Need help to understand simple circuit

[Nora]

HI-
I've attached a simple circuit to this post.
Can someone explain it to me?
Main question is how does the voltage change from 3.3V to affect the ADC?
Thanks!
N_N

 

[FvM]

The circuit is delivering 0.4 to 2.0 V to the ADC. 3.3V is the Z-diode nominal breakdown voltage, that should be never reached in normal operation. It's for overload protection only. There's no 3.3V present in the circuit.

As a severe disadvantage, a 3.3V Z-diode has considerable leakage current at 2 V, affecting the circuit linearity. It shouldn't be used as shown to my opinion. The ADC substrate diodes can achieve a usual overload protection. If high energy bursts shall be clamped, a Z-diode with a higher breakdown voltage or a varistor may be used additionally.

 

[Nora]

Thanks for the reply.
R2 and C3 is a low pass filter?

What is R1 and C1 used for?
N_N

Added after 4 hours 2 minutes:


So if Isource is 4 to 20mA and approaches the Z-diode as Iout, then Iout is actually 0.73 - 3.6mA (by using formula for current divider Iout = Isource*(R4/(R4+R3)) ).

Carrying the current over R2 gives an approximate Voltage into the ADC of 0.73 - 3.3 (3.6V but limited by the Z-diode).
This is an inherited design to me, but shouldn't there be a zero voltage option into the ADC?

Am I missing something?
Thanks!
N_N

 

[laktronics]

Hi,
Yes, you are missing a ground connection, D1 anode to be connected to ground.

Regards,
Laktronics

 

[FvM]

I had been complementing the missing ground connection on my own cause the circuit wouldn't make minimum sense without it.

 

[Nora]

Yes, that was a mistake...there should be a connection from D1 to signal ground.
New schematic attached- note also that C3 is now C2.

FvM- does the analysis I suggested make sense?

N_N

 

[FvM]

does the analysis I suggested make sense

No. Assuming a high impedance ADC input and ignoring zener leakage current, you have 1k+1k = 2k in parallel to 220R, a current divider factor of 0.10 and a 1k shunt to the ADC. As a result, you get the output voltages I previously mentioned.

 

[Nora]

Thanks FvM, that makes sense.
I simulated the circuit as well as following your calculations and got the same results.

When analyzing a circuit with a zener in it for voltages and currents, how do you analyze the zener- ? I thought of it as a high impedance- open circuit- non-existant..??

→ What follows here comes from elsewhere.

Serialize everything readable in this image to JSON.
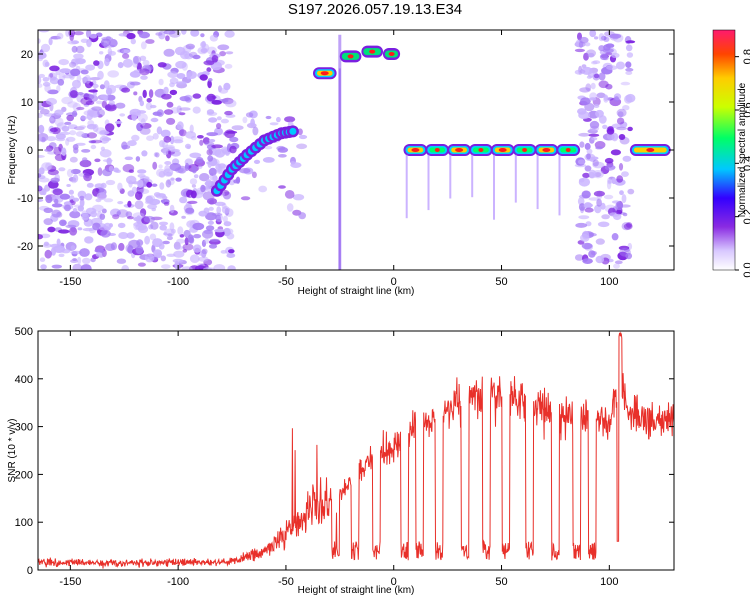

Also, if R2 is changed, say to 2k, then the output voltage to the ADC should double.
However, in the simulation, it remains the same.

:?:

Thanks in advance- this is really helpful
N_N

 

[Kral]

Nora, FvM is correct regarding the "soft" regulation characteristic of a 3.3V Zener. In general, the higher the Zener voltage, the sharper the knee. If you have a 3.3V supply available, then a better way to clip the input is to connect a diode between the point to be regulated (junction of R1, R3) and the 3.3V supply. The cathode goes to the 3.3V supply. Now you only have to be concerned with the reverse leakage of the diode. The voltage will be clipped at Vf +3.3V, where Vf is the forward drop across the diode (approx .65V). The 3.3V supply could be a 3.3V Zener with a high current (approx 20 mA) flowing through it, to ensure that the diode is reverse biased at voltages lower than 3.3V
Regards,
Kral

 

[FvM]

R2 is only determining the second filter time constant and - if the value is too high -causing offset errors due to ADC input leakage current. A sampling ADC can actually have a non-neglectable input current, so some caution is advisable here. Many ADC datsheets are specifying a maximum source resistance that shouldn't be exceeded to avoid input current induced errors.